Lefkowitz explained that as Anteon’s sector has grown, acquisitions have grown more expensive, and for this a public company’s stock is needed as a currency to fund deals. General Dynamics-whose $23 billion market cap makes room for ample deal currency-had been in discussions with Anteon’s management over the years about a deal and Anteon and General Dynamics hammered out the details over six weeks leading up to it.

Another reason to sell Anteon was that its trading multiple had been stagnating. Iseman said the multiple on the planned sale is 13.2x forward EBITDA and about 1.5x sales, which technically was a record breaking deal valuation.

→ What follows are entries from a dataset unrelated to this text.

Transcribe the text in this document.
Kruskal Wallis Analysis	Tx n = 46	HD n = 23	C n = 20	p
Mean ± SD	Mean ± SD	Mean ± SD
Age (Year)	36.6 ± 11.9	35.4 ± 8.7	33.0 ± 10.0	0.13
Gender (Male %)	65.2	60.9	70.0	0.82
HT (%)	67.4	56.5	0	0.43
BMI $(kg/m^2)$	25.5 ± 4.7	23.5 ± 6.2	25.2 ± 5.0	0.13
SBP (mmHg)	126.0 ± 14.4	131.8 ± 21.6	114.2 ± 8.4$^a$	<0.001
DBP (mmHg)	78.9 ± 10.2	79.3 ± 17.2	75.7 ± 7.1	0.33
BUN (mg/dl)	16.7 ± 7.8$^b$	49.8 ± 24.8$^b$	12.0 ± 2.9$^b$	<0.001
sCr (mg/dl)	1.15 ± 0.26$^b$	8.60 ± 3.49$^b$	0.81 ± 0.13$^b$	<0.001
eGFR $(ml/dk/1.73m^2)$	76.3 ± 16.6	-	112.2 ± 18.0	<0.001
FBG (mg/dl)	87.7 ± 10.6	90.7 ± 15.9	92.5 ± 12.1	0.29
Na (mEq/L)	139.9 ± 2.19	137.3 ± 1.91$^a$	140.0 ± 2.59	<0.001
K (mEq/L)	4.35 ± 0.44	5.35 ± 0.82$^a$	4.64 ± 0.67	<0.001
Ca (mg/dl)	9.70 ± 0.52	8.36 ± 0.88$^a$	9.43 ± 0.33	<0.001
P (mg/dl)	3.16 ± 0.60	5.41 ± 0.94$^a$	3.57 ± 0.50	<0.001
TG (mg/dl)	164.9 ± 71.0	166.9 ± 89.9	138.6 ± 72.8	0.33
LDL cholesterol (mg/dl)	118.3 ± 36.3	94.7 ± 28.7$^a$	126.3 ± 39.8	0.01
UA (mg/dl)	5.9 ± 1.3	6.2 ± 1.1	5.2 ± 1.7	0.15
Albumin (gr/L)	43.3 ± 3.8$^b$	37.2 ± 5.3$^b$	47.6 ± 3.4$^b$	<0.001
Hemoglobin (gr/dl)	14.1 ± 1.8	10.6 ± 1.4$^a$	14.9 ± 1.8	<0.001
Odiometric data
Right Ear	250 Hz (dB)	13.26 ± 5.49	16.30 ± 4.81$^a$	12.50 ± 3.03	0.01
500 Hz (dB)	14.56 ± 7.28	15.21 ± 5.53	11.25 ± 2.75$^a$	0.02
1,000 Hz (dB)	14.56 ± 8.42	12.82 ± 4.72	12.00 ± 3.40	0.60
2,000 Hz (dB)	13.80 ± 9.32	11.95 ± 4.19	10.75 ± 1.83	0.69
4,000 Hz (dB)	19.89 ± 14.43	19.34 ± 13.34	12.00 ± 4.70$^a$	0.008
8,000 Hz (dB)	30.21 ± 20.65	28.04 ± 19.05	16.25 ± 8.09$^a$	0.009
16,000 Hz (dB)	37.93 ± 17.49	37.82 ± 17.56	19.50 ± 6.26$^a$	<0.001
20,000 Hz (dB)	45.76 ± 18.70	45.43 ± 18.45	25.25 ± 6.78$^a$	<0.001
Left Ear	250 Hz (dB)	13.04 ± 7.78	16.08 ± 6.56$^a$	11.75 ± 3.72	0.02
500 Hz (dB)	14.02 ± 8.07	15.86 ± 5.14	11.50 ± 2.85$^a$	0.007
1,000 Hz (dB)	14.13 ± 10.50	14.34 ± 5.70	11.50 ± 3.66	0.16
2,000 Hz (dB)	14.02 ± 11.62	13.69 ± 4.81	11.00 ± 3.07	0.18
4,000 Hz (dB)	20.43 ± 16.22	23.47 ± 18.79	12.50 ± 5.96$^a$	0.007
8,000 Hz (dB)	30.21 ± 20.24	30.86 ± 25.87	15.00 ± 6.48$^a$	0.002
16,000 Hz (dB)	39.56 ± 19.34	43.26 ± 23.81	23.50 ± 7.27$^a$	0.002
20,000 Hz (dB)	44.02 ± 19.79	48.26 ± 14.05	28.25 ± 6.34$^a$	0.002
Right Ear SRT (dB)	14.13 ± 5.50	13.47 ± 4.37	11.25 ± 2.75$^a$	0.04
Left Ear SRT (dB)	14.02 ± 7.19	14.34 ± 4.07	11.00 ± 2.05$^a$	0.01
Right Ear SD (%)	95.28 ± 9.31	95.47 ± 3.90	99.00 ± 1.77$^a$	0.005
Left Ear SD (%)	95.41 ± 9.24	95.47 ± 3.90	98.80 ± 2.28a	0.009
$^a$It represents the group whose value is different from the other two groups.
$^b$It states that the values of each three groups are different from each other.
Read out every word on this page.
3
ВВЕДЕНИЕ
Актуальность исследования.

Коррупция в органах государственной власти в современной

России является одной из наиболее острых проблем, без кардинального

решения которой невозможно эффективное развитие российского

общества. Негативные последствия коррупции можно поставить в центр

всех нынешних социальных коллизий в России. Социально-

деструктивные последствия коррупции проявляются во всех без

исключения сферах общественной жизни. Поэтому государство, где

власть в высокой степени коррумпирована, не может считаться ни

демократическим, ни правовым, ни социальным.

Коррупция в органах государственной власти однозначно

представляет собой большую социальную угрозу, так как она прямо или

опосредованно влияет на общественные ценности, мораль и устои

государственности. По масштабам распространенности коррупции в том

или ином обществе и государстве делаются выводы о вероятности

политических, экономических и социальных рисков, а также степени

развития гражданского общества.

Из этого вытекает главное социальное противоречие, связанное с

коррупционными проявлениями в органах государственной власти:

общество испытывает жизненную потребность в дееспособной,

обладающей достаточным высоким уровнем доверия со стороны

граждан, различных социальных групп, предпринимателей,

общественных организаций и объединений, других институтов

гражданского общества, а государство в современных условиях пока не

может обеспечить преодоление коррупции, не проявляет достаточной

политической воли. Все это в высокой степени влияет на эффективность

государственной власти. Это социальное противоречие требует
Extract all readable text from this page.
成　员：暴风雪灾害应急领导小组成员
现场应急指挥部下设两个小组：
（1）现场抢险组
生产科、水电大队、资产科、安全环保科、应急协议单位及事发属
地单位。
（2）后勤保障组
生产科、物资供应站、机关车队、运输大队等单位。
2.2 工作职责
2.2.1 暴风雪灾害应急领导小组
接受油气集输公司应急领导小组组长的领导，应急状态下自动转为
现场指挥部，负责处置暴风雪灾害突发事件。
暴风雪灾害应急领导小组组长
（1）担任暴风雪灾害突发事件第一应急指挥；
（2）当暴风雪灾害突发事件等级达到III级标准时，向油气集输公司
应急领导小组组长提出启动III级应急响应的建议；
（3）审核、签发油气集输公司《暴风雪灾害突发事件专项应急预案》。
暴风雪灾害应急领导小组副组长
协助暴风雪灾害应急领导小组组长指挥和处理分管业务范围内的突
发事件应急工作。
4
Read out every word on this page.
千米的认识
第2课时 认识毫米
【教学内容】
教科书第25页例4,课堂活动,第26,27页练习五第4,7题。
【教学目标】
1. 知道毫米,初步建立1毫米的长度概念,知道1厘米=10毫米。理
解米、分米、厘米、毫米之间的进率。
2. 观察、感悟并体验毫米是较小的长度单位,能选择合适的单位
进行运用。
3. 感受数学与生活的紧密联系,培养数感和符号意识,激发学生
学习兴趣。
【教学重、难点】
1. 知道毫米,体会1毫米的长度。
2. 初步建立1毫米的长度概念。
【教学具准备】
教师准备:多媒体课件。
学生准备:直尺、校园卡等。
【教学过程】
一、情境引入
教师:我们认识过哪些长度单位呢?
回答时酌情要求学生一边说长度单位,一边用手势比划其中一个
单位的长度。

According to Bear Stearns, which advised Anteon, Anteon received the highest multiple ever paid for an IT contractor with a market cap of more than $500 million.

General Dynamic’s 2003 purchase of Veridian for 12.5x projected EBITDA established a “very good data point” for the sale of Anteon, said Iseman.

Other recent deals for Caxton-Iseman include the 2004 buyout of health plan administrator North American Health Plans Inc. and the $570 million purchase of vinyl building products maker Ply Gem Industries from Nortek in 2003.